As examples of words that have stuck around despite having fallen out of use, she points to dandiprat—“a small boy”—and healthsome, which means “salubrious.” “We are always aware that someone, somewhere may look for the word at some point,” she says.

Moreover, since print dictionaries are designed for different audiences—from children to second-language learners—it’s rare for a word to be categorically eliminated. As lexicographer Diane Nicholls tells me, “If a word isn’t in one dictionary, you’ll probably find it in another if you look at enough of them.”  

That said, lexicographers do have a process for deciding whether it’s fair to label a word as obsolete—the final resting place of an obscure or out-of-use word. The evidence for whether a word is in current use, or “quotation evidence,” comes from analyzing huge databases of written and spoken language, collected from a range of sources including academic journals, novels, newspapers, magazines, blogs, emails, social media, TV, and radio. Collins relies on its constantly updated, 4.5 billion-word computer-compiled database of language in current use, while the OED refers to its database of 2.5 billion words.

Peter Gilliver, senior editor of the Oxford English Dictionary, OED historian and author of The Making of the OED, explains that the labeling of a word as obsolete relies on fairly conclusive evidence based on a set of rules. Words that have fallen out of use because the item is no longer used today, for example Albertype (an early kind of photograph), but which would still be useful for historians or historical novelists, would be labeled Now hist. To be labeled Obs., the general rule “is that if we can find no quotation evidence for an item that dates from 1930 or later, we label the item as obsolete.” Depending on the size and audience of the print version of the dictionary, those words may or may not survive a cull. But even obsolete words remain in the online reference.

Some words avoid obsolescence if they are formed from compounds of currently used words, even if they themselves do not meet the criteria above. “Because a word like livery is still current,” Gilliver says, “we don’t mark the extremely scarce derivative liveryless as obsolete because it is formed from elements which are still current and could be re-formed at any time.” But if the word hasn’t been in use since 1800, even compound ones get labeled obsolete.

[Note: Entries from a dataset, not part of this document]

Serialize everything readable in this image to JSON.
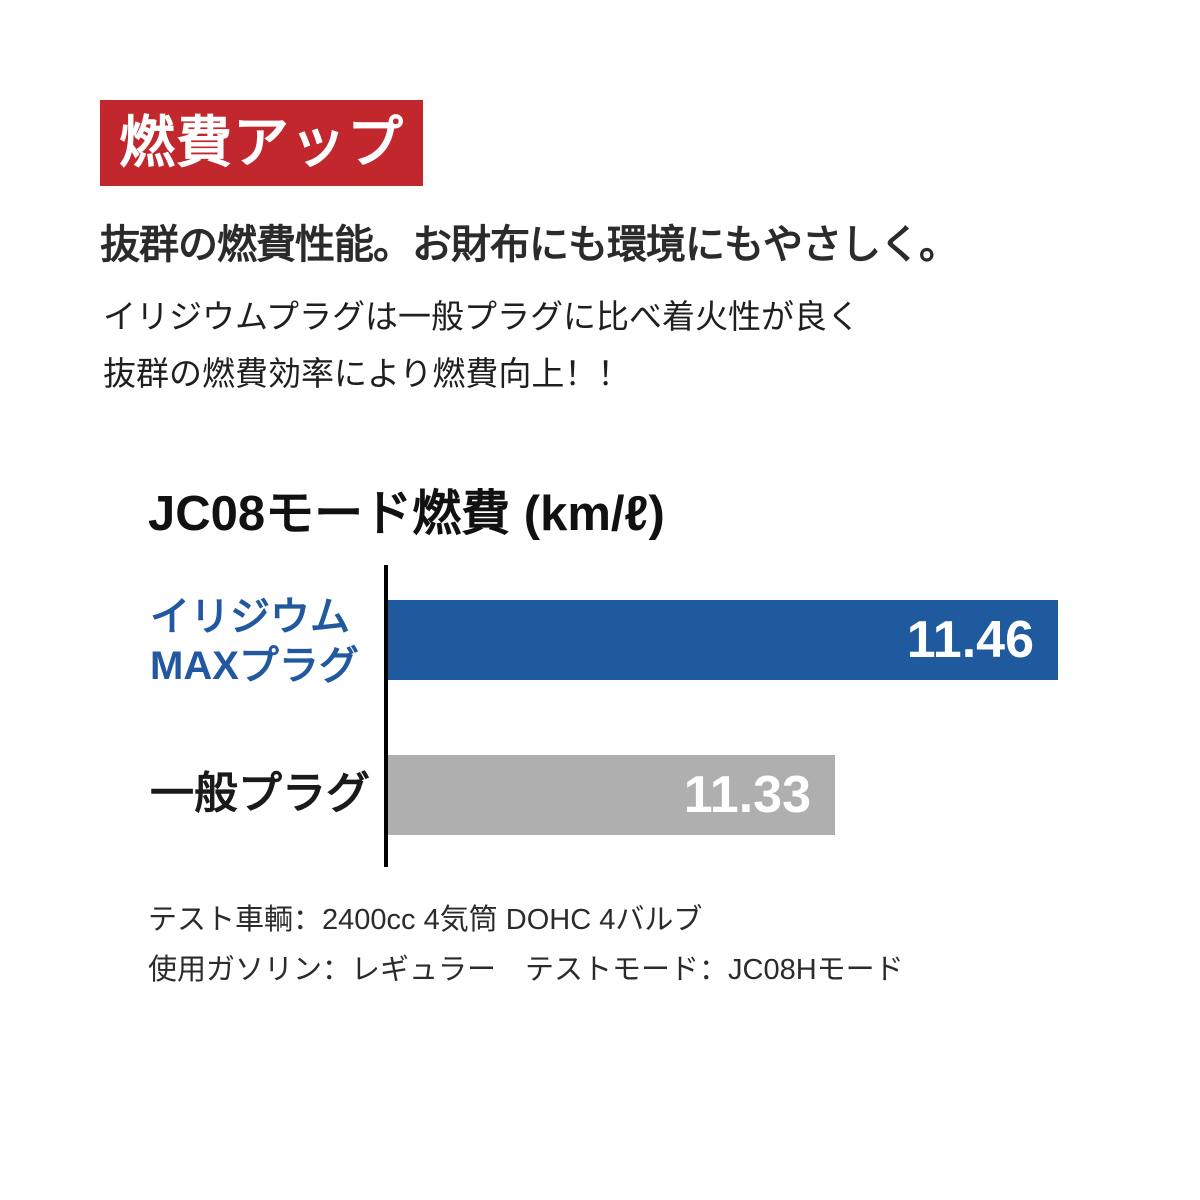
{
  "header": {
    "badge_label": "燃費アップ",
    "badge_bg": "#c2272e",
    "headline": "抜群の燃費性能。お財布にも環境にもやさしく。",
    "body_lines": [
      "イリジウムプラグは一般プラグに比べ着火性が良く",
      "抜群の燃費効率により燃費向上！！"
    ]
  },
  "chart_data": {
    "type": "bar",
    "orientation": "horizontal",
    "title": "JC08モード燃費 (km/ℓ)",
    "value_unit": "km/ℓ",
    "categories": [
      "イリジウムMAXプラグ",
      "一般プラグ"
    ],
    "values": [
      11.46,
      11.33
    ],
    "series": [
      {
        "name": "イリジウムMAXプラグ",
        "label_lines": [
          "イリジウム",
          "MAXプラグ"
        ],
        "value": 11.46,
        "value_label": "11.46",
        "bar_color": "#1f5a9e",
        "label_color": "#21589f"
      },
      {
        "name": "一般プラグ",
        "label_lines": [
          "一般プラグ"
        ],
        "value": 11.33,
        "value_label": "11.33",
        "bar_color": "#afafb0",
        "label_color": "#1a1a1a"
      }
    ],
    "xlim": [
      11.07,
      11.46
    ],
    "grid": false,
    "legend": false,
    "axis_style": "single-left-vertical-line",
    "value_labels_position": "inside-end"
  },
  "footnotes": [
    "テスト車輌：2400cc 4気筒 DOHC 4バルブ",
    "使用ガソリン：レギュラー　テストモード：JC08Hモード"
  ]
}
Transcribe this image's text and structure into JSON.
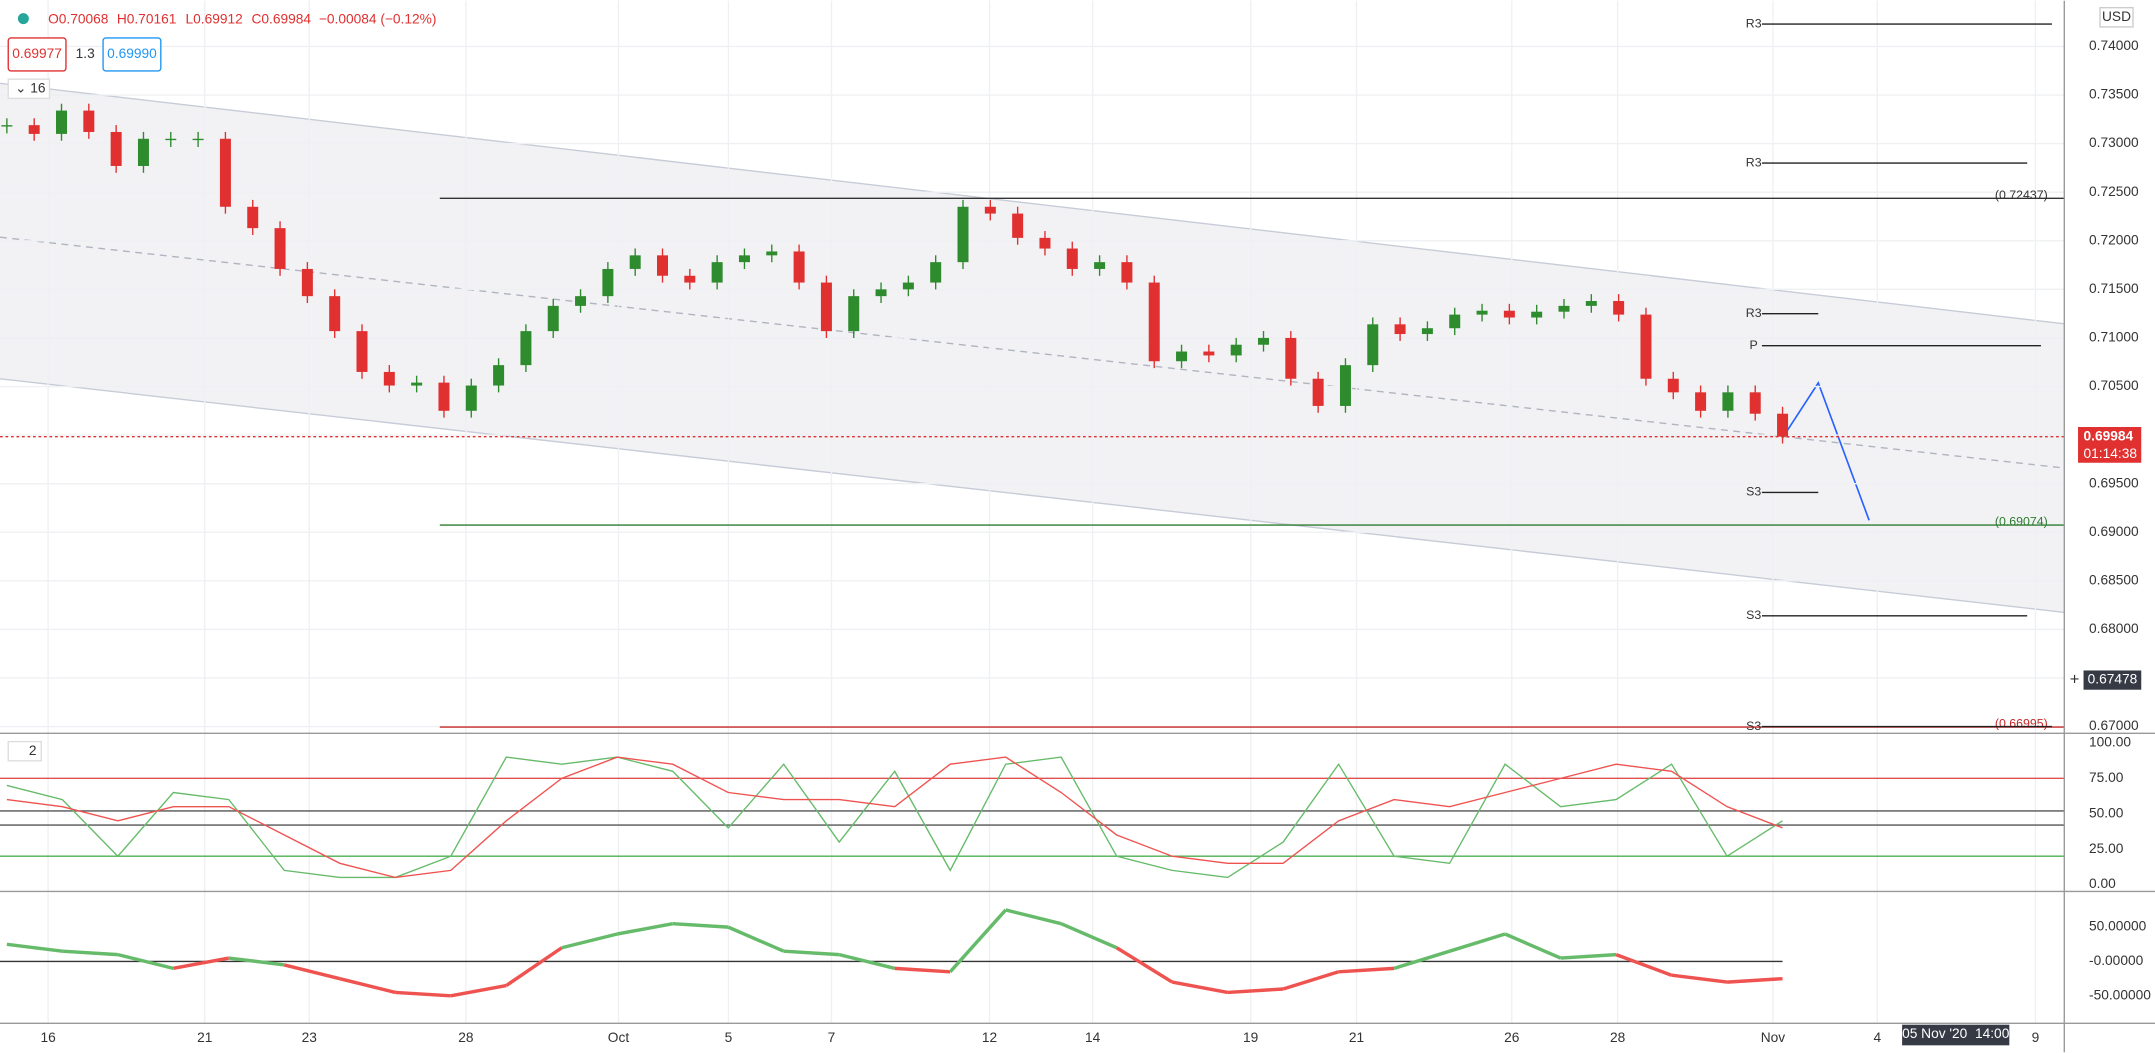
{
  "header": {
    "open": "O0.70068",
    "high": "H0.70161",
    "low": "L0.69912",
    "close": "C0.69984",
    "change": "−0.00084 (−0.12%)",
    "bid": "0.69977",
    "spread": "1.3",
    "ask": "0.69990",
    "indicator_count": "16",
    "sub_indicator_count": "2"
  },
  "chart_data": [
    {
      "type": "candlestick",
      "currency": "USD",
      "x_labels": [
        "16",
        "21",
        "23",
        "28",
        "Oct",
        "5",
        "7",
        "12",
        "14",
        "19",
        "21",
        "26",
        "28",
        "Nov",
        "4",
        "9"
      ],
      "closes": [
        0.7319,
        0.731,
        0.7334,
        0.7312,
        0.7277,
        0.7305,
        0.7305,
        0.7305,
        0.7235,
        0.7213,
        0.7171,
        0.7143,
        0.7107,
        0.7065,
        0.7051,
        0.7054,
        0.7025,
        0.7051,
        0.7072,
        0.7107,
        0.7133,
        0.7143,
        0.7171,
        0.7185,
        0.7164,
        0.7157,
        0.7178,
        0.7185,
        0.7189,
        0.7157,
        0.7107,
        0.7143,
        0.715,
        0.7157,
        0.7178,
        0.7235,
        0.7228,
        0.7203,
        0.7192,
        0.7171,
        0.7178,
        0.7157,
        0.7076,
        0.7086,
        0.7082,
        0.7093,
        0.71,
        0.7058,
        0.703,
        0.7072,
        0.7114,
        0.7104,
        0.711,
        0.7124,
        0.7128,
        0.7121,
        0.7127,
        0.7133,
        0.7138,
        0.7124,
        0.7058,
        0.7044,
        0.7025,
        0.7044,
        0.7022,
        0.69984
      ],
      "up_color": "#2e8b2e",
      "down_color": "#e03030",
      "ylim": [
        0.6693,
        0.7447
      ],
      "yticks": [
        {
          "value": 0.74,
          "label": "0.74000"
        },
        {
          "value": 0.735,
          "label": "0.73500"
        },
        {
          "value": 0.73,
          "label": "0.73000"
        },
        {
          "value": 0.725,
          "label": "0.72500"
        },
        {
          "value": 0.72,
          "label": "0.72000"
        },
        {
          "value": 0.715,
          "label": "0.71500"
        },
        {
          "value": 0.71,
          "label": "0.71000"
        },
        {
          "value": 0.705,
          "label": "0.70500"
        },
        {
          "value": 0.7,
          "label": "0.70000"
        },
        {
          "value": 0.695,
          "label": "0.69500"
        },
        {
          "value": 0.69,
          "label": "0.69000"
        },
        {
          "value": 0.685,
          "label": "0.68500"
        },
        {
          "value": 0.68,
          "label": "0.68000"
        },
        {
          "value": 0.675,
          "label": "0.67500"
        },
        {
          "value": 0.67,
          "label": "0.67000"
        }
      ],
      "pivots": [
        {
          "label": "R3",
          "value": 0.7423
        },
        {
          "label": "R3",
          "value": 0.728
        },
        {
          "label": "R3",
          "value": 0.7125
        },
        {
          "label": "P",
          "value": 0.7092
        },
        {
          "label": "S3",
          "value": 0.6941
        },
        {
          "label": "S3",
          "value": 0.6814
        },
        {
          "label": "S3",
          "value": 0.67
        }
      ],
      "levels": [
        {
          "label": "(0.72437)",
          "value": 0.72437,
          "color": "#333333"
        },
        {
          "label": "(0.69074)",
          "value": 0.69074,
          "color": "#2e7d32"
        },
        {
          "label": "(0.66995)",
          "value": 0.66995,
          "color": "#c62828"
        }
      ],
      "last_price": {
        "value": 0.69984,
        "label": "0.69984"
      },
      "countdown": "01:14:38",
      "crosshair_price": {
        "value": 0.67478,
        "label": "0.67478"
      },
      "crosshair_date": "05 Nov '20  14:00"
    },
    {
      "type": "line",
      "ylim": [
        -4.85,
        106.8
      ],
      "yticks": [
        {
          "value": 100,
          "label": "100.00"
        },
        {
          "value": 75,
          "label": "75.00"
        },
        {
          "value": 50,
          "label": "50.00"
        },
        {
          "value": 25,
          "label": "25.00"
        },
        {
          "value": 0,
          "label": "0.00"
        }
      ],
      "bands": [
        {
          "value": 75,
          "color": "#e05050"
        },
        {
          "value": 52,
          "color": "#555555"
        },
        {
          "value": 42,
          "color": "#555555"
        },
        {
          "value": 20,
          "color": "#4caf50"
        }
      ],
      "series": [
        {
          "color": "#66bb6a",
          "values": [
            70,
            60,
            20,
            65,
            60,
            10,
            5,
            5,
            20,
            90,
            85,
            90,
            80,
            40,
            85,
            30,
            80,
            10,
            85,
            90,
            20,
            10,
            5,
            30,
            85,
            20,
            15,
            85,
            55,
            60,
            85,
            20,
            45
          ]
        },
        {
          "color": "#ef5350",
          "values": [
            60,
            55,
            45,
            55,
            55,
            35,
            15,
            5,
            10,
            45,
            75,
            90,
            85,
            65,
            60,
            60,
            55,
            85,
            90,
            65,
            35,
            20,
            15,
            15,
            45,
            60,
            55,
            65,
            75,
            85,
            80,
            55,
            40
          ]
        }
      ]
    },
    {
      "type": "line",
      "ylim": [
        -90,
        102
      ],
      "yticks": [
        {
          "value": 50,
          "label": "50.00000"
        },
        {
          "value": 0,
          "label": "-0.00000"
        },
        {
          "value": -50,
          "label": "-50.00000"
        }
      ],
      "up_color": "#66bb6a",
      "down_color": "#ef5350",
      "values": [
        25,
        15,
        10,
        -10,
        5,
        -5,
        -25,
        -45,
        -50,
        -35,
        20,
        40,
        55,
        50,
        15,
        10,
        -10,
        -15,
        75,
        55,
        20,
        -30,
        -45,
        -40,
        -15,
        -10,
        15,
        40,
        5,
        10,
        -20,
        -30,
        -25
      ]
    }
  ]
}
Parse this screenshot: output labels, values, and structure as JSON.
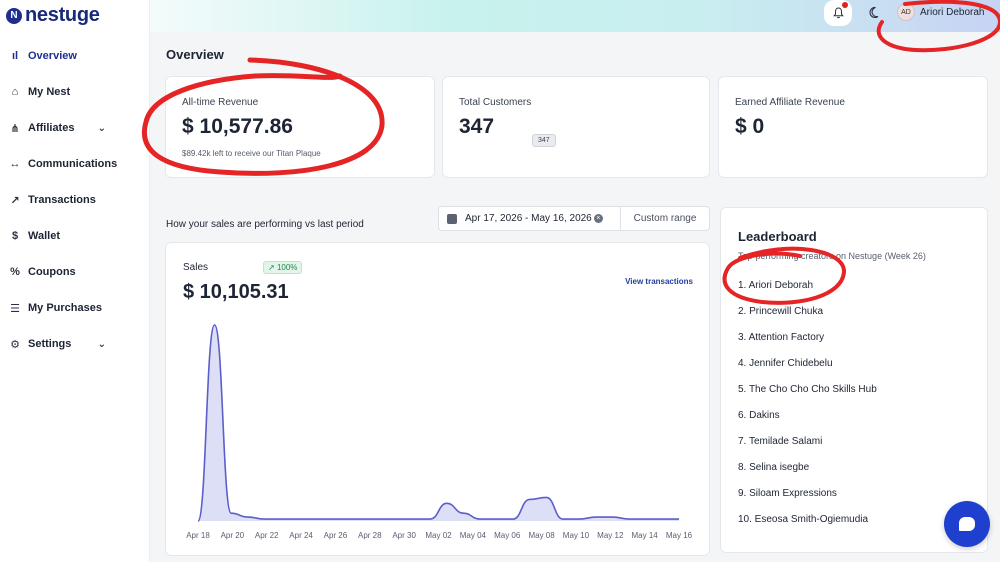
{
  "brand": {
    "logo_mark": "N",
    "name": "nestuge"
  },
  "nav": [
    {
      "label": "Overview",
      "icon": "bar-chart-icon",
      "glyph": "ıl",
      "active": true,
      "chevron": false
    },
    {
      "label": "My Nest",
      "icon": "nest-icon",
      "glyph": "⌂",
      "active": false,
      "chevron": false
    },
    {
      "label": "Affiliates",
      "icon": "affiliates-icon",
      "glyph": "⋔",
      "active": false,
      "chevron": true
    },
    {
      "label": "Communications",
      "icon": "arrows-icon",
      "glyph": "↔",
      "active": false,
      "chevron": false
    },
    {
      "label": "Transactions",
      "icon": "trend-icon",
      "glyph": "↗",
      "active": false,
      "chevron": false
    },
    {
      "label": "Wallet",
      "icon": "wallet-icon",
      "glyph": "$",
      "active": false,
      "chevron": false
    },
    {
      "label": "Coupons",
      "icon": "percent-icon",
      "glyph": "%",
      "active": false,
      "chevron": false
    },
    {
      "label": "My Purchases",
      "icon": "list-icon",
      "glyph": "☰",
      "active": false,
      "chevron": false
    },
    {
      "label": "Settings",
      "icon": "gear-icon",
      "glyph": "⚙",
      "active": false,
      "chevron": true
    }
  ],
  "header": {
    "user_name": "Ariori Deborah",
    "avatar_initials": "AD"
  },
  "page": {
    "title": "Overview"
  },
  "stats": {
    "revenue": {
      "label": "All-time Revenue",
      "value": "$ 10,577.86",
      "sub": "$89.42k left to receive our Titan Plaque"
    },
    "customers": {
      "label": "Total Customers",
      "value": "347",
      "badge": "347"
    },
    "affiliate": {
      "label": "Earned Affiliate Revenue",
      "value": "$ 0"
    }
  },
  "performance": {
    "text": "How your sales are performing vs last period",
    "date_range": "Apr 17, 2026 - May 16, 2026",
    "custom_range": "Custom range"
  },
  "sales_card": {
    "label": "Sales",
    "change": "100%",
    "value": "$ 10,105.31",
    "view_link": "View transactions"
  },
  "chart_data": {
    "type": "area",
    "ticks": [
      "Apr 18",
      "Apr 20",
      "Apr 22",
      "Apr 24",
      "Apr 26",
      "Apr 28",
      "Apr 30",
      "May 02",
      "May 04",
      "May 06",
      "May 08",
      "May 10",
      "May 12",
      "May 14",
      "May 16"
    ],
    "values": [
      0,
      1,
      0.04,
      0.02,
      0.01,
      0.01,
      0.01,
      0.01,
      0.01,
      0.01,
      0.01,
      0.01,
      0.01,
      0.01,
      0.01,
      0.09,
      0.04,
      0.01,
      0.01,
      0.01,
      0.11,
      0.12,
      0.01,
      0.01,
      0.02,
      0.02,
      0.01,
      0.01,
      0.01,
      0.01
    ],
    "ymax": 1,
    "color": "#5b5fc7",
    "fill": "#cfd1f4"
  },
  "leaderboard": {
    "title": "Leaderboard",
    "subtitle": "Top-performing creators on Nestuge (Week 26)",
    "items": [
      "1. Ariori Deborah",
      "2. Princewill Chuka",
      "3. Attention Factory",
      "4. Jennifer Chidebelu",
      "5. The Cho Cho Cho Skills Hub",
      "6. Dakins",
      "7. Temilade Salami",
      "8. Selina isegbe",
      "9. Siloam Expressions",
      "10. Eseosa Smith-Ogiemudia"
    ]
  }
}
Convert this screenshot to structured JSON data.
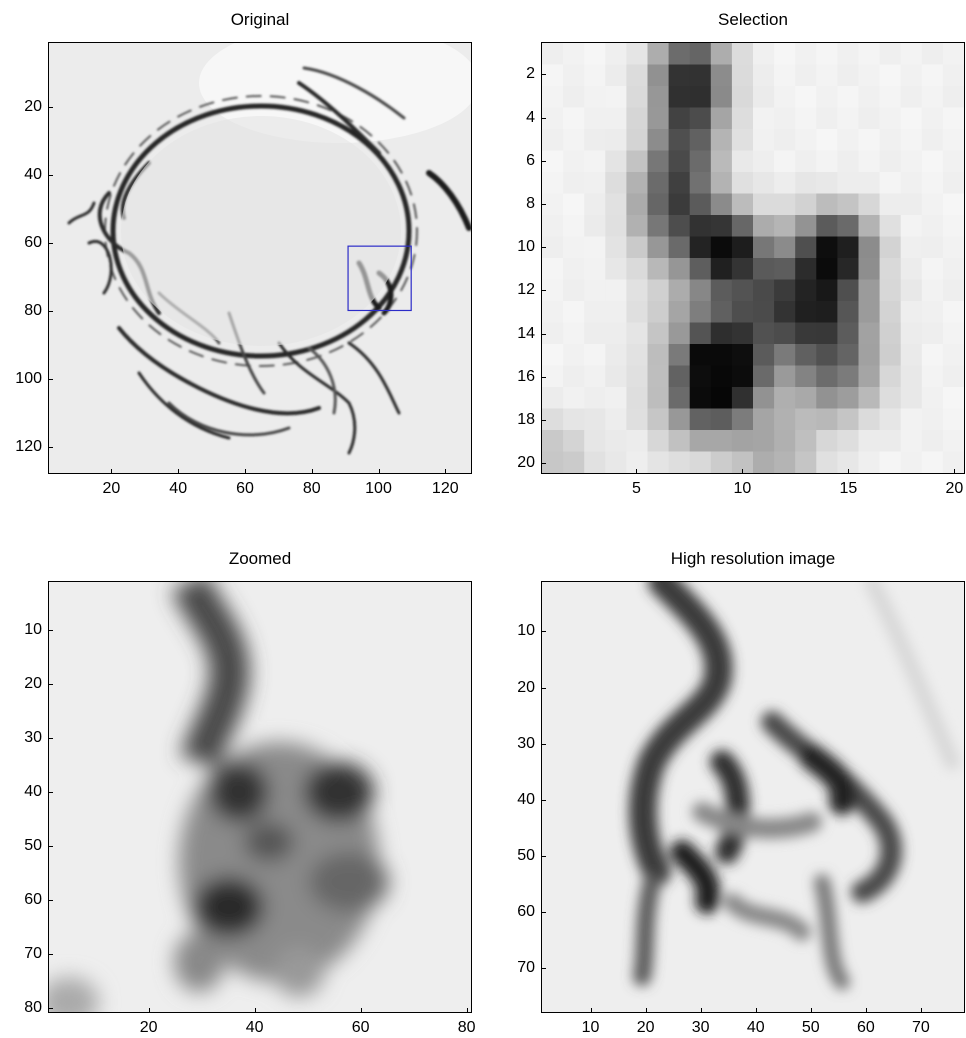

The real pruning of a dictionary comes at a much earlier stage: A word has to be pretty popular to make it into the dictionary in the first place. Print dictionaries tend to be particularly careful about adding trendy new words, since they can come and go from common parlance quite quickly.

By contrast, “archaic or dated expressions are arguably the sort of word that people like to look up,” says Angus Stevenson, head of content at Oxford Dictionaries. “Also, novelists often make an effort to use such unusual vocabulary.” Few are likely to lament, or perhaps even notice, if “information superhighway” or “cassingle” aren’t in the dictionary. (For the record, “information superhighway” appears in the latest completely new print edition of the OED, from 2010, but “cassingle” has been cut from print.)

Personally, I find it reassuring to know that dictionaries take such a long view of vocabulary. If I could no longer mock rowdy drinkers for their next-day crapulence, I would be most dischuffed.